WE have been talking about “jobless growth,” about how the economy has been growing decently at 5 percent or higher in the last few years and yet the country couldn’t seem to lick joblessness.
Each analyst has his or her explanation: high population growth, the concentration of new jobs in the services sector requiring stringent qualifications, the capital intensity of investments owing to a fiscal incentive regime that cheapens capital vis-à-vis labor, the economy’s inability to grow enough to produce more jobs, etcetera. All these explanations make sense and for decades, the practitioners of the dismal science (the economists) have been pontificating about them in their “empirical studies.” The recent job fairs in Davao, however, seem to indicate that the real reason might be job mismatch. The country’s college and universities are not producing graduates that the industries and institutions needed.
Consider this: In the April 28-May 1 jobs fair in Davao City, companies offered 10,000 jobs, yet the DOLE got only 5,000 applications. Out of 10,000 jobs offered, 7000 were overseas jobs and the rest local jobs. Yet only 1,800 applied for those jobs abroad. We thought all along the problem was lack of jobs!
The Davao job fair results very possibly mirror the national situation. From the 2006 to 2010, for instance, the Commission for Information and Communications Technology (CICT) projects that the country’s “cyberservices” industry—comprising call centers, medical and legal transcription, software development, engineering design, animation, and back-office operations—projects a labor supply shortfall of 273,000 unless the government and the private sector can do something drastic to address it soon. In a country perennially suffering from severe joblessness, this labor supply shortfall is almost criminal.
It’s so easy to blame the parents or the schools for this problem. It’s so easy to figure out how parents are not providing enough guidance to their children as to what sort of career would ensure a better life for them. It would be so convenient to blame schools, nay diploma mills, for mass-producing poorly trained hordes of quasi-educated graduates like the Model T Ford. After all there are too many of these schools around, offering accountancy degrees for graduates that couldn’t pass the board exams, engineering graduates who don’t know engineering, and lawyers who can’t write decent pleadings. Certainly, these schools should shape up and fast. We think, however, that this issue is just one side of the coin.

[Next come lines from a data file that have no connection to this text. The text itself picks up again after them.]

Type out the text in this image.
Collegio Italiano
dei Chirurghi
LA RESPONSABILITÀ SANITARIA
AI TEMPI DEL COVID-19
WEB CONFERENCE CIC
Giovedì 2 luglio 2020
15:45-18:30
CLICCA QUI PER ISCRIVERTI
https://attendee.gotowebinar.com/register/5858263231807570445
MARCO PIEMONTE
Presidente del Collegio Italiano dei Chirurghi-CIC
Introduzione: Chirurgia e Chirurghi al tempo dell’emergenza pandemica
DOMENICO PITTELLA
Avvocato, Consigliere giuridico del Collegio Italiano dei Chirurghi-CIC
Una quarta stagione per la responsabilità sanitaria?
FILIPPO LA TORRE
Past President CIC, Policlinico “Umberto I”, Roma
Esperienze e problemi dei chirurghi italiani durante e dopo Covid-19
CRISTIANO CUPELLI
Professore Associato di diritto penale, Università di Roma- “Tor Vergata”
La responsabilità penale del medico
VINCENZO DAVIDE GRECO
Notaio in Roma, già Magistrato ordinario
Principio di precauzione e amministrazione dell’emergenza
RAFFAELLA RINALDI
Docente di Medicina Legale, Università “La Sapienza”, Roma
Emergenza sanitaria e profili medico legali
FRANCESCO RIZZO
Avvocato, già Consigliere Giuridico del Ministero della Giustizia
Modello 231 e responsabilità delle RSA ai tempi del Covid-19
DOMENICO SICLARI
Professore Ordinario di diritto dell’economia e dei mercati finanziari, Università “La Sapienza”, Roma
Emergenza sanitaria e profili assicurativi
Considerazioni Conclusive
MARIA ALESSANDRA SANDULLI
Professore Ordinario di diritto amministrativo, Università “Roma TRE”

The other side lies in the failure of the government, specifically the Department of Labor and Employment, to provide adequate job market information by which parents and their children make career decisions. Certainly, greed among diploma mills and the overpriced schools are a scourge but if school administrators have adequate labor market information to guide their course offering and school curricula, the problem of job mismatch would be solved. Besides, students who are well aware of the job market are going to enroll in courses that would land them the hot jobs that they desire, thereby forcing the schools to offer the right mix of disciplines. In sum, the interaction of supply and demand for labor is not functioning well in the country for lack of job market information.
And whose job is it to provide this information? The mass media comprising print, broadcast and online, should help and indeed it’s playing this function well through the regular classifieds sections. In the Philippine context, however, the reach of mass media is still limited, especially for print and online media. Broadcast may have the potential to reach a wider audience but these institutions whose revenues are determined by advertising hours are not likely to offer systematic and processed information about the job market. Only the government, therefore, given its powers and resources, should be able to provide this information and yet it’s not doing it systematically. But how could the government perform this function?
There are many ways, besides the usual job fairs, skills development, training, and upgrading of the educational system. In the United States, for instance, the Department of Labor provides an “Occupational Outlook Handbook” that provides details of jobs available in the US and their prospects. Specifically, the handbook describes the nature of work; working conditions; training, other qualifications, and advancement, job outlook, earnings, related occupations, and sources of additional information. This handbook is widely available to all Americans, and is regularly updated such that Americans can derive inputs in making career decisions as times and trends change. Certainly, the Philippines, which sets great store on its people as a major economic resource making up for lean capital, should have something like this. The better the DOLE considers doing this, the better.